You are viewing a plain text version of this content. The canonical link for it is here.
Posted to dev@uima.apache.org by Marshall Schor <ms...@schor.com> on 2008/01/21 22:13:10 UTC

Re: capabilityLangugaeFlow - computeResultSpec - Question on ResultSpecification

I'm doing a redesign for the result spec area to improve performance.

The basic idea is to put a hasBeenChanged flag into the result spec 
object, and use it being "false" to enable users to avoid recomputing 
things.
Why not use "equal" ? because a single result spec object is shared 
among multiple users, and when updated, the object is updated in place 
(so there is no other object to compare it to).
Looking at the ResultSpec object - it has a hashMap that stores the 
Types and Features (TypeOrFeature objects) as the keys; the values are 
hashSets holding languages for which these types and features are in the 
result spec.  (There is a special hash set having just the entry of the 
default language = UNSPECIFIED_LANGUAGE = "x-unspecified"). 

I'm going to try and make the default language hash set a constant, and 
create just one instance of it - this should improve performance, 
especially when languages are not being used.

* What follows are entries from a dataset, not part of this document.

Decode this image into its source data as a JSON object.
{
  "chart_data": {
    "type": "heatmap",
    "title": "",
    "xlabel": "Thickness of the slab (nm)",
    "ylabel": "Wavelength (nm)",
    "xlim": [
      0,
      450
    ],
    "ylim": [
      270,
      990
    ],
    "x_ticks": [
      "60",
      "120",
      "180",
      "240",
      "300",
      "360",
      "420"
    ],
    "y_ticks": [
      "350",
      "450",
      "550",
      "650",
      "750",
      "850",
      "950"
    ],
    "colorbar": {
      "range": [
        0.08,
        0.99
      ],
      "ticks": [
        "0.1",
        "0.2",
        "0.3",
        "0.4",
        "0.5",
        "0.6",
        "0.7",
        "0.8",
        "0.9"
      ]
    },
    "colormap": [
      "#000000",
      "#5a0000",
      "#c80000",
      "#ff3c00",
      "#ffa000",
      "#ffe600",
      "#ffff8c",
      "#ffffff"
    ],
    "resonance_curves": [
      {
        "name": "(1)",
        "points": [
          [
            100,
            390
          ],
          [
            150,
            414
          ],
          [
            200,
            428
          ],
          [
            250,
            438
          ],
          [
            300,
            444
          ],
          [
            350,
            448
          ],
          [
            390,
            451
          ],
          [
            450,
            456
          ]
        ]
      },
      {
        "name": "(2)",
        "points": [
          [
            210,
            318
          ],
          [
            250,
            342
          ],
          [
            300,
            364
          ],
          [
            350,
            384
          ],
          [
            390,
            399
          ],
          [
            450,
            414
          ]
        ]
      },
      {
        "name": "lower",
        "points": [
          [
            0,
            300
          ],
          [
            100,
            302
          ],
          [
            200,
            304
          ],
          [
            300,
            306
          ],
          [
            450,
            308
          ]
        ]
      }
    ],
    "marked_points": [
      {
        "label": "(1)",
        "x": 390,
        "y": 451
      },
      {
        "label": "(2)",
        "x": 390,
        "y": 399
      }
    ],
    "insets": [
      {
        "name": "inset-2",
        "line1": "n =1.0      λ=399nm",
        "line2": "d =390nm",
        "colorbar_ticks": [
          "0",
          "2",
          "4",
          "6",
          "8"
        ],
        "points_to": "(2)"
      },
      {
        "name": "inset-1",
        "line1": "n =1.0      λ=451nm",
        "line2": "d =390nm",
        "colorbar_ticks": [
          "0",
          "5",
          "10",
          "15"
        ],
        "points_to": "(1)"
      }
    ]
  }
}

There are 2 kinds of methods to add types/features to a result spec:  
ones with language(s) and ones without. 

    The ones without reset any language spec associated with the type or
    feature(s) to the UNSPECIFIED_LANGUAGE.

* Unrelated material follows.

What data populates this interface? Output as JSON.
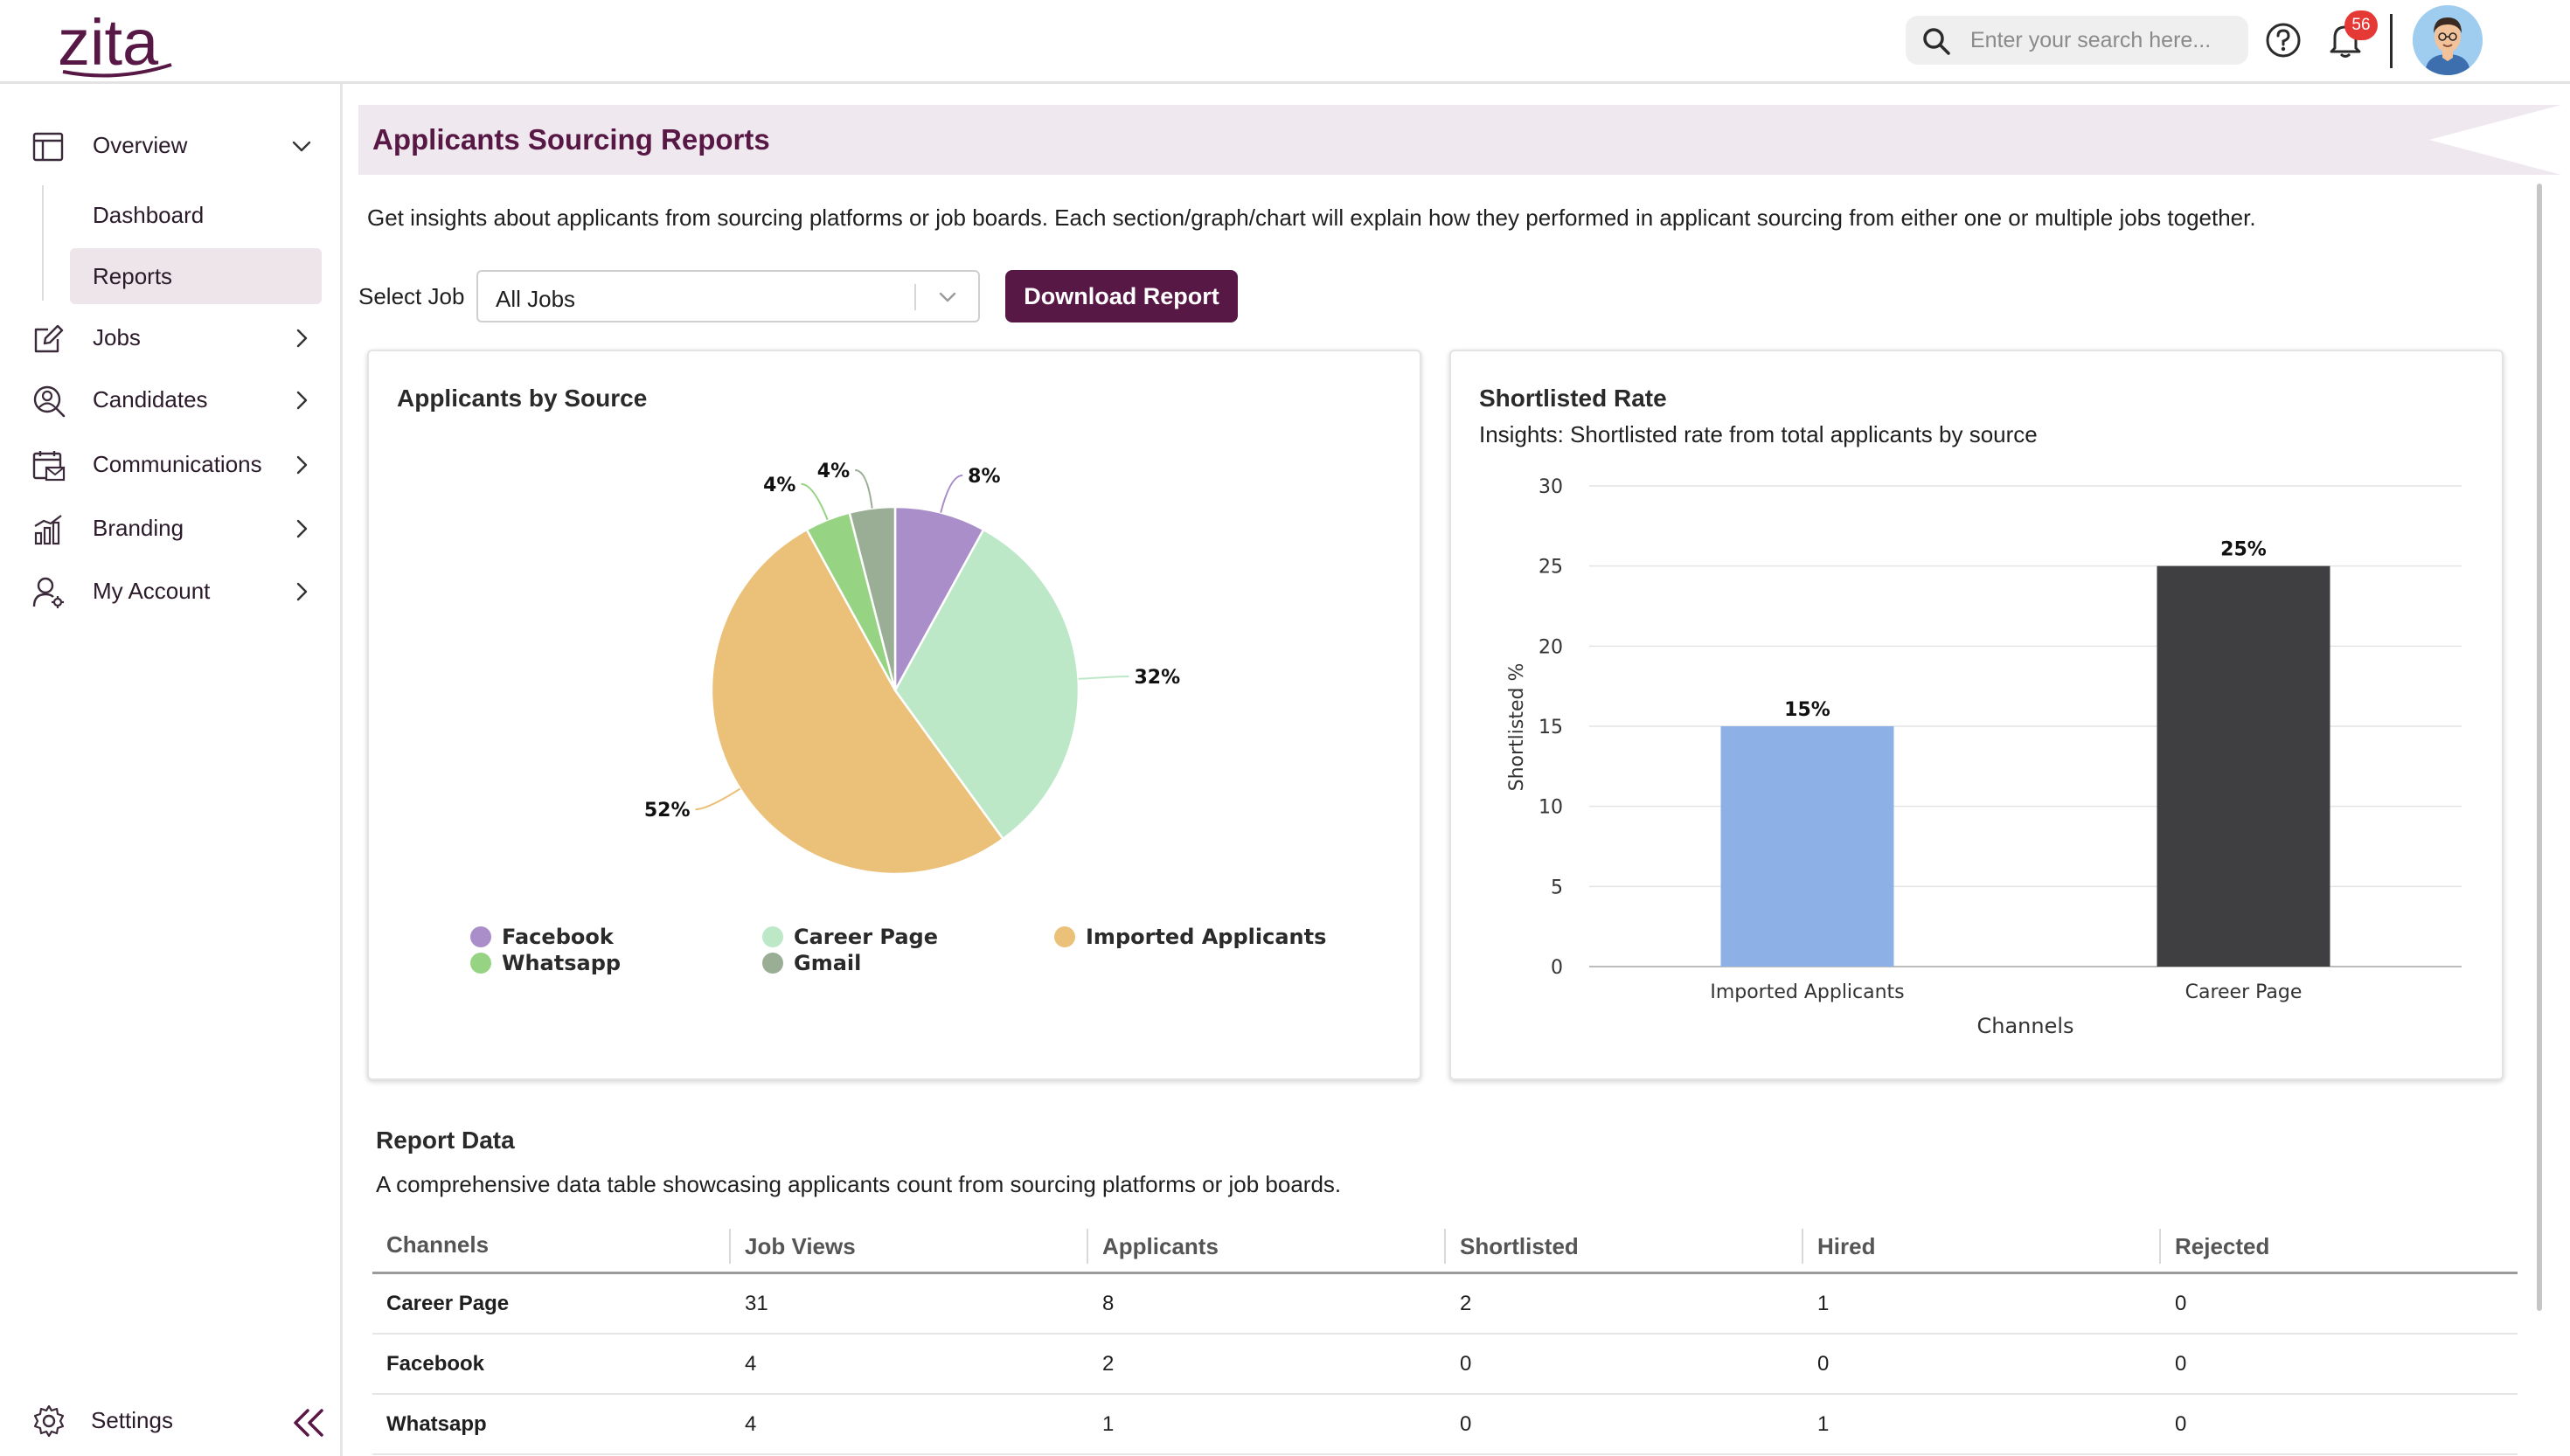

    The ones with a language, sometimes "replace"  the language
    associated with the type/feature, and other times, they "add" the
    language (assuming the type/feature is already an entry in the
    hashMap of types and features).

    methods which are replacing any existing languages:

        setResultTypesAndFeatures[array of TypeOrFeature)   << repl with
        x-unspecified language
        setResultTypesAndFeatures[array of TypeOrFeature, languages)  <<
        repl with languages
        addResultTypeOrFeature(1-TypeOrFeature)                << repl
        with x-unspecified language
        addResultTypeOrFeature(1-TypeOrFeature, languages) << repl with
        languages
        addResultType(String, boolean)    << repl with x-unspecified
        language
        addResultFeature(1-feature, languages)   << repl with
        languagesx-unspecified

    methods which are adding to existing languages:

        addResultType(1-type, boolean, languages)  adds languages
        addResultFeature(1-feature)  << adds x-unspecified

The "set..." method essentially clears the result spec and sets it with 
completely new information, so it is reasonable that it replaces any 
existing language information.

The addResult methods, when used to add a type or feature which already 
present, are inconsistent - with one method adding, and the others, 
replacing. This behavior is documented in the JavaDocs for the class.

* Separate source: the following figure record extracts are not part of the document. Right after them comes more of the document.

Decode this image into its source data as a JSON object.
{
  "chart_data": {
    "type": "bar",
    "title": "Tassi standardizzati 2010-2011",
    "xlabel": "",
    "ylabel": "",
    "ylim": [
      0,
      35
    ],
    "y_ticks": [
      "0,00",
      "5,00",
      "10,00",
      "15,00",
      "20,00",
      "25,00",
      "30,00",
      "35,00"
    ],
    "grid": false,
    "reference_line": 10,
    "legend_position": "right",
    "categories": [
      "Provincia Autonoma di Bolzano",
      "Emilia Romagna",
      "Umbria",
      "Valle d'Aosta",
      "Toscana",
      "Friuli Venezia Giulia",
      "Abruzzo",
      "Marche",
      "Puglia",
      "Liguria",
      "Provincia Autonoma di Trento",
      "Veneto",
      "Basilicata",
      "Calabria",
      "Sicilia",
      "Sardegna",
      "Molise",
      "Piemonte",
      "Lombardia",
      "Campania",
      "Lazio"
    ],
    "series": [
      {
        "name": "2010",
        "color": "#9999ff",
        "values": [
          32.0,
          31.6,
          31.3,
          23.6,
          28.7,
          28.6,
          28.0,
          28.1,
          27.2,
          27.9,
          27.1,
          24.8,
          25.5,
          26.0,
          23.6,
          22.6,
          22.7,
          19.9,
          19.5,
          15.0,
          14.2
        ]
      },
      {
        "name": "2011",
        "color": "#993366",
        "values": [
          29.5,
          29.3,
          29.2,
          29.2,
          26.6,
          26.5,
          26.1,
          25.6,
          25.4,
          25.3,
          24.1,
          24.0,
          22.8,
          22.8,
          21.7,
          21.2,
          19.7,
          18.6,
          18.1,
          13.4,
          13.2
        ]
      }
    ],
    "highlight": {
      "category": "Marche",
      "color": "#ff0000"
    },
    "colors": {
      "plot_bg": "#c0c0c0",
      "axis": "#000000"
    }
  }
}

The JavaDocs have the behavior for adding a Feature by name reversed 
with the behavior for adding a Type by name.  In one case, including the 
language is treated as a replace, in the other as an add.  This seems 
likely a bug in the Javadocs. The code for the addResultFeature is 
reversed from the Javadocs: the code will "add" languages if specified, 
but "replaces" (with the x-unspecified) if languages are not specified 
in the method call.

Does anyone know what the "correct" behavior of these methods is 
supposed to be?

-Marshall



 

Re: capabilityLangugaeFlow - computeResultSpec - Question on ResultSpecification

Posted by Marshall Schor <ms...@schor.com>.
I'll fix the Javadocs to correspond to what the code does.  This will 
have the result that
   addResultFeature(1-feature, languages) will *add* to the existing 
languages, while
   addResultFeature(1-feature) will *replace* all existing languages 
with x-unspecified.

-Marshall


Marshall Schor wrote:
> I'm doing a redesign for the result spec area to improve performance.
>
> The basic idea is to put a hasBeenChanged flag into the result spec 
> object, and use it being "false" to enable users to avoid recomputing 
> things.
> Why not use "equal" ? because a single result spec object is shared 
> among multiple users, and when updated, the object is updated in place 
> (so there is no other object to compare it to).
> Looking at the ResultSpec object - it has a hashMap that stores the 
> Types and Features (TypeOrFeature objects) as the keys; the values are 
> hashSets holding languages for which these types and features are in 
> the result spec.  (There is a special hash set having just the entry 
> of the default language = UNSPECIFIED_LANGUAGE = "x-unspecified").
> I'm going to try and make the default language hash set a constant, 
> and create just one instance of it - this should improve performance, 
> especially when languages are not being used.
>
> There are 2 kinds of methods to add types/features to a result spec:  
> ones with language(s) and ones without.
>    The ones without reset any language spec associated with the type or
>    feature(s) to the UNSPECIFIED_LANGUAGE.
>
>    The ones with a language, sometimes "replace"  the language
>    associated with the type/feature, and other times, they "add" the
>    language (assuming the type/feature is already an entry in the
>    hashMap of types and features).
>
>    methods which are replacing any existing languages:
>
>        setResultTypesAndFeatures[array of TypeOrFeature)   << repl with
>        x-unspecified language
>        setResultTypesAndFeatures[array of TypeOrFeature, languages)  <<
>        repl with languages
>        addResultTypeOrFeature(1-TypeOrFeature)                << repl
>        with x-unspecified language
>        addResultTypeOrFeature(1-TypeOrFeature, languages) << repl with
>        languages
>        addResultType(String, boolean)    << repl with x-unspecified
>        language
>        addResultFeature(1-feature, languages)   << repl with
>        languagesx-unspecified
>
>    methods which are adding to existing languages:
>
>        addResultType(1-type, boolean, languages)  adds languages
>        addResultFeature(1-feature)  << adds x-unspecified
>
> The "set..." method essentially clears the result spec and sets it 
> with completely new information, so it is reasonable that it replaces 
> any existing language information.
>
> The addResult methods, when used to add a type or feature which 
> already present, are inconsistent - with one method adding, and the 
> others, replacing. This behavior is documented in the JavaDocs for the 
> class.
>
> The JavaDocs have the behavior for adding a Feature by name reversed 
> with the behavior for adding a Type by name.  In one case, including 
> the language is treated as a replace, in the other as an add.  This 
> seems likely a bug in the Javadocs. The code for the addResultFeature 
> is reversed from the Javadocs: the code will "add" languages if 
> specified, but "replaces" (with the x-unspecified) if languages are 
> not specified in the method call.
>
> Does anyone know what the "correct" behavior of these methods is 
> supposed to be?
>
> -Marshall
>
>
>
>
>
>